China has always been keen to prove that homegrown tech is as good as the foreign stuff (see its Godson processors, Blu-ray competitors, solar power, and military technology). Here, as with many Chinese "me-too" products, there are a few points where China has imitated rather than created. Where Google Maps has the "Map/Satellite/Earth" button options off to the right, so too Tianditu has "Vector/Imagery/3D" (pardon the rough translation). Where Google Earth would be, Tianditu prompts you to launch something called "GeoGlobe." You'll also notice that the map controls on the left are nearly identical to Google's in function, size, and placement.

In the example above, the Chinese map is difficult to view due to building shadows, whereas the Google map seems to have solved this problem. No doubt Tianditu will run up against many of the same problems faced by Google, and thus will have to reinvent the wheel all for the sake of having a homegrown mapping service.

There have been some rumblings that Tianditu has used the same source data (from DigitalGlobe) that Google did, as some comparative reports have emerged that show cars positioned in the same areas on both the Google and Chinese versions. My own comparison of a different location above did not find this to be the case.

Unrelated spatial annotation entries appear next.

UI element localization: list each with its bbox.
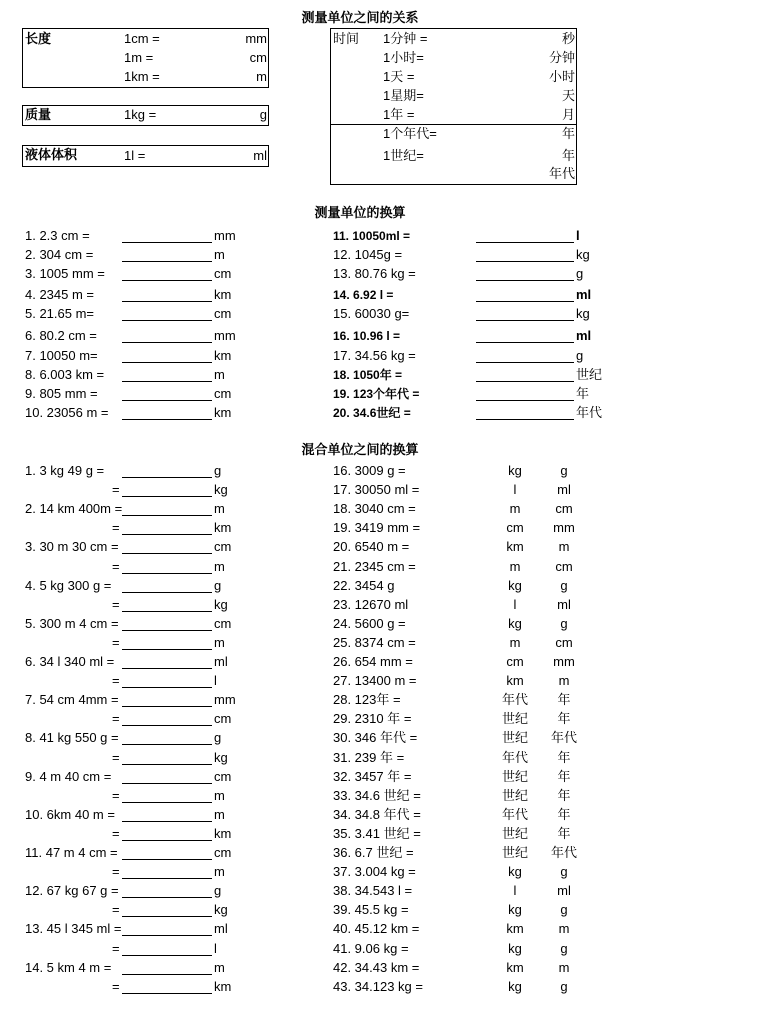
mixed-question: 4. 5 kg 300 g = — [25, 578, 112, 593]
time-row-unit: 秒 — [561, 31, 575, 46]
volume-left: 1l = — [124, 148, 146, 163]
mixed-question: 34. 34.8 年代 = — [333, 807, 421, 822]
mixed-unit: m — [214, 807, 225, 822]
mixed-unit: cm — [214, 711, 232, 726]
mixed-unit-2: g — [560, 979, 568, 994]
mixed-unit: cm — [214, 616, 232, 631]
answer-blank[interactable] — [476, 405, 574, 420]
mixed-unit: ml — [214, 921, 228, 936]
mixed-unit-1: kg — [508, 578, 522, 593]
answer-blank[interactable] — [476, 348, 574, 363]
answer-blank[interactable] — [122, 463, 212, 478]
mixed-unit-1: 世纪 — [501, 845, 528, 860]
conversion-unit: kg — [576, 306, 590, 321]
mixed-unit-2: m — [558, 960, 570, 975]
answer-blank[interactable] — [122, 367, 212, 382]
mixed-question: 19. 3419 mm = — [333, 520, 421, 535]
answer-blank[interactable] — [122, 826, 212, 841]
mixed-unit-1: 世纪 — [501, 788, 528, 803]
answer-blank[interactable] — [122, 864, 212, 879]
mixed-unit-1: km — [506, 539, 524, 554]
mixed-question: 1. 3 kg 49 g = — [25, 463, 105, 478]
mixed-unit-2: g — [560, 941, 568, 956]
mixed-unit-2: g — [560, 463, 568, 478]
mass-label: 质量 — [25, 107, 52, 122]
mixed-unit-1: l — [513, 482, 517, 497]
mixed-unit: m — [214, 635, 225, 650]
answer-blank[interactable] — [122, 711, 212, 726]
conversion-question: 12. 1045g = — [333, 247, 403, 262]
conversion-question: 4. 2345 m = — [25, 287, 95, 302]
mixed-question: 26. 654 mm = — [333, 654, 413, 669]
time-row-left: 1个年代= — [383, 126, 437, 141]
mixed-unit-1: m — [509, 501, 521, 516]
answer-blank[interactable] — [122, 692, 212, 707]
mixed-question: 11. 47 m 4 cm = — [25, 845, 118, 860]
mixed-question: 42. 34.43 km = — [333, 960, 420, 975]
mixed-unit-2: cm — [555, 501, 573, 516]
mixed-unit-1: cm — [506, 654, 524, 669]
mixed-unit-2: 年代 — [550, 845, 577, 860]
mixed-unit-1: kg — [508, 463, 522, 478]
equals-sign: = — [112, 788, 120, 803]
answer-blank[interactable] — [122, 673, 212, 688]
conversion-question: 1. 2.3 cm = — [25, 228, 90, 243]
mixed-unit: kg — [214, 902, 228, 917]
mixed-unit-1: 世纪 — [501, 711, 528, 726]
mixed-unit-2: m — [558, 539, 570, 554]
mixed-unit-2: 年 — [557, 711, 571, 726]
conversion-unit: m — [214, 247, 225, 262]
equals-sign: = — [112, 597, 120, 612]
equals-sign: = — [112, 941, 120, 956]
time-label: 时间 — [333, 31, 360, 46]
mixed-unit-2: 年代 — [550, 730, 577, 745]
answer-blank[interactable] — [122, 883, 212, 898]
mixed-unit: m — [214, 788, 225, 803]
equals-sign: = — [112, 559, 120, 574]
equals-sign: = — [112, 635, 120, 650]
mixed-unit-2: ml — [557, 883, 571, 898]
answer-blank[interactable] — [122, 559, 212, 574]
conversion-unit: l — [576, 228, 580, 243]
conversion-unit: cm — [214, 306, 232, 321]
mixed-unit-1: 年代 — [501, 750, 528, 765]
answer-blank[interactable] — [122, 386, 212, 401]
mixed-question: 31. 239 年 = — [333, 750, 405, 765]
length-row-3-unit: m — [256, 69, 267, 84]
mixed-question: 40. 45.12 km = — [333, 921, 420, 936]
mixed-question: 21. 2345 cm = — [333, 559, 416, 574]
mixed-unit-1: m — [509, 635, 521, 650]
length-row-2-left: 1m = — [124, 50, 154, 65]
time-extra-unit: 年代 — [548, 166, 575, 181]
mixed-question: 35. 3.41 世纪 = — [333, 826, 421, 841]
time-divider — [330, 124, 577, 125]
time-row-left: 1天 = — [383, 69, 415, 84]
mixed-question: 8. 41 kg 550 g = — [25, 730, 119, 745]
mass-unit: g — [259, 107, 267, 122]
mixed-question: 41. 9.06 kg = — [333, 941, 409, 956]
mixed-question: 36. 6.7 世纪 = — [333, 845, 414, 860]
conversion-unit: ml — [576, 287, 592, 302]
answer-blank[interactable] — [122, 941, 212, 956]
mixed-question: 6. 34 l 340 ml = — [25, 654, 115, 669]
time-row-unit: 月 — [561, 107, 575, 122]
answer-blank[interactable] — [122, 979, 212, 994]
mixed-unit: km — [214, 520, 232, 535]
mixed-unit: l — [214, 673, 217, 688]
answer-blank[interactable] — [122, 788, 212, 803]
answer-blank[interactable] — [122, 616, 212, 631]
mixed-unit: m — [214, 864, 225, 879]
mixed-question: 33. 34.6 世纪 = — [333, 788, 421, 803]
mixed-question: 37. 3.004 kg = — [333, 864, 416, 879]
mixed-unit: g — [214, 883, 222, 898]
mixed-unit-1: kg — [508, 902, 522, 917]
answer-blank[interactable] — [122, 306, 212, 321]
answer-blank[interactable] — [122, 539, 212, 554]
answer-blank[interactable] — [122, 328, 212, 343]
mixed-unit-2: 年 — [557, 826, 571, 841]
answer-blank[interactable] — [122, 405, 212, 420]
mixed-question: 29. 2310 年 = — [333, 711, 412, 726]
mixed-unit: km — [214, 979, 232, 994]
mixed-unit-1: km — [506, 960, 524, 975]
conversion-question: 20. 34.6世纪 = — [333, 406, 411, 420]
title-unit-conversion: 测量单位的换算 — [314, 205, 406, 220]
mixed-question: 2. 14 km 400m = — [25, 501, 123, 516]
mixed-unit: kg — [214, 482, 228, 497]
conversion-unit: km — [214, 348, 232, 363]
mixed-question: 13. 45 l 345 ml = — [25, 921, 122, 936]
conversion-question: 19. 123个年代 = — [333, 387, 420, 401]
mixed-unit-1: 世纪 — [501, 769, 528, 784]
mixed-unit-1: 世纪 — [501, 730, 528, 745]
answer-blank[interactable] — [122, 597, 212, 612]
mixed-unit-2: 年 — [557, 692, 571, 707]
conversion-question: 8. 6.003 km = — [25, 367, 105, 382]
volume-label: 液体体积 — [25, 147, 78, 162]
length-row-2-unit: cm — [249, 50, 267, 65]
mixed-unit-2: 年 — [557, 788, 571, 803]
conversion-question: 14. 6.92 l = — [333, 288, 394, 302]
answer-blank[interactable] — [476, 247, 574, 262]
conversion-unit: 年 — [576, 386, 590, 401]
mixed-question: 24. 5600 g = — [333, 616, 406, 631]
length-label: 长度 — [25, 31, 52, 46]
equals-sign: = — [112, 520, 120, 535]
mixed-question: 7. 54 cm 4mm = — [25, 692, 119, 707]
answer-blank[interactable] — [122, 578, 212, 593]
equals-sign: = — [112, 864, 120, 879]
mixed-question: 27. 13400 m = — [333, 673, 417, 688]
mixed-unit-2: 年 — [557, 750, 571, 765]
title-unit-relations: 测量单位之间的关系 — [301, 10, 419, 25]
conversion-question: 5. 21.65 m= — [25, 306, 95, 321]
time-row-unit: 年 — [561, 148, 575, 163]
equals-sign: = — [112, 673, 120, 688]
mixed-unit-2: mm — [553, 520, 575, 535]
mixed-unit-2: g — [560, 864, 568, 879]
mixed-unit-1: l — [513, 883, 517, 898]
time-row-left: 1小时= — [383, 50, 424, 65]
mixed-unit: g — [214, 730, 222, 745]
mixed-unit-1: cm — [506, 520, 524, 535]
mixed-unit-1: 世纪 — [501, 826, 528, 841]
mixed-question: 18. 3040 cm = — [333, 501, 416, 516]
mixed-unit-2: mm — [553, 654, 575, 669]
conversion-unit: g — [576, 266, 584, 281]
volume-unit: ml — [253, 148, 267, 163]
answer-blank[interactable] — [476, 266, 574, 281]
conversion-question: 10. 23056 m = — [25, 405, 109, 420]
mixed-unit-1: 年代 — [501, 692, 528, 707]
mass-left: 1kg = — [124, 107, 157, 122]
mixed-unit: m — [214, 559, 225, 574]
mixed-unit: kg — [214, 597, 228, 612]
conversion-unit: mm — [214, 328, 236, 343]
conversion-question: 6. 80.2 cm = — [25, 328, 97, 343]
mixed-unit: m — [214, 501, 225, 516]
equals-sign: = — [112, 979, 120, 994]
mixed-unit-1: km — [506, 673, 524, 688]
mixed-question: 3. 30 m 30 cm = — [25, 539, 119, 554]
conversion-question: 18. 1050年 = — [333, 368, 403, 382]
equals-sign: = — [112, 482, 120, 497]
mixed-unit-1: m — [509, 559, 521, 574]
time-row-left: 1分钟 = — [383, 31, 428, 46]
conversion-question: 15. 60030 g= — [333, 306, 410, 321]
mixed-question: 28. 123年 = — [333, 692, 401, 707]
answer-blank[interactable] — [122, 750, 212, 765]
answer-blank[interactable] — [122, 501, 212, 516]
mixed-unit: kg — [214, 750, 228, 765]
conversion-unit: cm — [214, 266, 232, 281]
conversion-question: 9. 805 mm = — [25, 386, 98, 401]
mixed-unit-2: m — [558, 921, 570, 936]
mixed-question: 22. 3454 g — [333, 578, 395, 593]
conversion-unit: cm — [214, 386, 232, 401]
length-row-1-left: 1cm = — [124, 31, 160, 46]
mixed-unit-2: ml — [557, 482, 571, 497]
mixed-unit: m — [214, 960, 225, 975]
answer-blank[interactable] — [122, 247, 212, 262]
answer-blank[interactable] — [122, 654, 212, 669]
answer-blank[interactable] — [122, 635, 212, 650]
time-row-left: 1年 = — [383, 107, 415, 122]
answer-blank[interactable] — [122, 921, 212, 936]
mixed-question: 30. 346 年代 = — [333, 730, 418, 745]
equals-sign: = — [112, 711, 120, 726]
mixed-unit: cm — [214, 769, 232, 784]
mixed-unit: cm — [214, 539, 232, 554]
answer-blank[interactable] — [122, 807, 212, 822]
mixed-unit-2: g — [560, 616, 568, 631]
conversion-unit: mm — [214, 228, 236, 243]
mixed-unit-2: 年 — [557, 769, 571, 784]
mixed-question: 25. 8374 cm = — [333, 635, 416, 650]
mixed-unit-1: kg — [508, 864, 522, 879]
mixed-unit-2: g — [560, 902, 568, 917]
answer-blank[interactable] — [476, 367, 574, 382]
mixed-unit-1: kg — [508, 616, 522, 631]
mixed-question: 39. 45.5 kg = — [333, 902, 409, 917]
mixed-question: 20. 6540 m = — [333, 539, 410, 554]
mixed-question: 32. 3457 年 = — [333, 769, 412, 784]
mixed-unit: mm — [214, 692, 236, 707]
answer-blank[interactable] — [476, 386, 574, 401]
answer-blank[interactable] — [122, 902, 212, 917]
conversion-unit: m — [214, 367, 225, 382]
answer-blank[interactable] — [122, 845, 212, 860]
mixed-question: 23. 12670 ml — [333, 597, 409, 612]
mixed-unit-2: cm — [555, 559, 573, 574]
answer-blank[interactable] — [476, 328, 574, 343]
mixed-question: 12. 67 kg 67 g = — [25, 883, 119, 898]
answer-blank[interactable] — [476, 306, 574, 321]
mixed-question: 14. 5 km 4 m = — [25, 960, 112, 975]
conversion-unit: km — [214, 405, 232, 420]
answer-blank[interactable] — [476, 228, 574, 243]
conversion-unit: ml — [576, 328, 592, 343]
mixed-unit-1: km — [506, 921, 524, 936]
mixed-unit: g — [214, 578, 222, 593]
mixed-question: 17. 30050 ml = — [333, 482, 420, 497]
conversion-question: 3. 1005 mm = — [25, 266, 105, 281]
conversion-question: 17. 34.56 kg = — [333, 348, 416, 363]
time-row-unit: 天 — [561, 88, 575, 103]
length-row-1-unit: mm — [245, 31, 267, 46]
conversion-question: 7. 10050 m= — [25, 348, 98, 363]
conversion-question: 13. 80.76 kg = — [333, 266, 416, 281]
conversion-unit: 世纪 — [576, 367, 603, 382]
equals-sign: = — [112, 750, 120, 765]
equals-sign: = — [112, 826, 120, 841]
mixed-unit: ml — [214, 654, 228, 669]
conversion-unit: km — [214, 287, 232, 302]
answer-blank[interactable] — [122, 960, 212, 975]
mixed-unit-2: ml — [557, 597, 571, 612]
time-row-left: 1世纪= — [383, 148, 424, 163]
answer-blank[interactable] — [476, 287, 574, 302]
mixed-question: 43. 34.123 kg = — [333, 979, 423, 994]
mixed-question: 38. 34.543 l = — [333, 883, 413, 898]
mixed-unit-1: kg — [508, 979, 522, 994]
mixed-unit-2: g — [560, 578, 568, 593]
mixed-unit: g — [214, 463, 222, 478]
mixed-unit-1: kg — [508, 941, 522, 956]
mixed-unit-2: m — [558, 673, 570, 688]
answer-blank[interactable] — [122, 266, 212, 281]
conversion-question: 16. 10.96 l = — [333, 329, 401, 343]
mixed-question: 5. 300 m 4 cm = — [25, 616, 119, 631]
mixed-unit-1: 年代 — [501, 807, 528, 822]
mixed-unit: km — [214, 826, 232, 841]
conversion-unit: 年代 — [576, 405, 603, 420]
conversion-unit: g — [576, 348, 584, 363]
mixed-unit-2: cm — [555, 635, 573, 650]
mixed-unit: l — [214, 941, 217, 956]
mixed-question: 16. 3009 g = — [333, 463, 406, 478]
answer-blank[interactable] — [122, 287, 212, 302]
conversion-unit: kg — [576, 247, 590, 262]
length-row-3-left: 1km = — [124, 69, 160, 84]
answer-blank[interactable] — [122, 228, 212, 243]
mixed-question: 10. 6km 40 m = — [25, 807, 115, 822]
answer-blank[interactable] — [122, 769, 212, 784]
mixed-question: 9. 4 m 40 cm = — [25, 769, 112, 784]
answer-blank[interactable] — [122, 482, 212, 497]
time-row-left: 1星期= — [383, 88, 424, 103]
time-row-unit: 分钟 — [548, 50, 575, 65]
answer-blank[interactable] — [122, 730, 212, 745]
mixed-unit-2: 年 — [557, 807, 571, 822]
mixed-unit-1: l — [513, 597, 517, 612]
time-row-unit: 小时 — [548, 69, 575, 84]
conversion-question: 2. 304 cm = — [25, 247, 94, 262]
answer-blank[interactable] — [122, 520, 212, 535]
title-mixed-conversion: 混合单位之间的换算 — [301, 442, 419, 457]
answer-blank[interactable] — [122, 348, 212, 363]
conversion-question: 11. 10050ml = — [333, 229, 411, 243]
time-row-unit: 年 — [561, 126, 575, 141]
equals-sign: = — [112, 902, 120, 917]
mixed-unit: cm — [214, 845, 232, 860]
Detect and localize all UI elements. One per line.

As for some of the other options, Tianditu doesn't run very deep. The provincial menu item only produces a wonky flash China map with external links to pre-existing regional maps that are usually disappointing, or at times not even available.

Tianditu has also conveniently reigned in some disputed border territories, much to the chagrin of Indian map-makers.

Of course you'll remember the troubles that Google ran into in China earlier this year, having first been attacked by hackers and then announcing that it would withdraw from China rather than continue to censor search results in accordance with local law.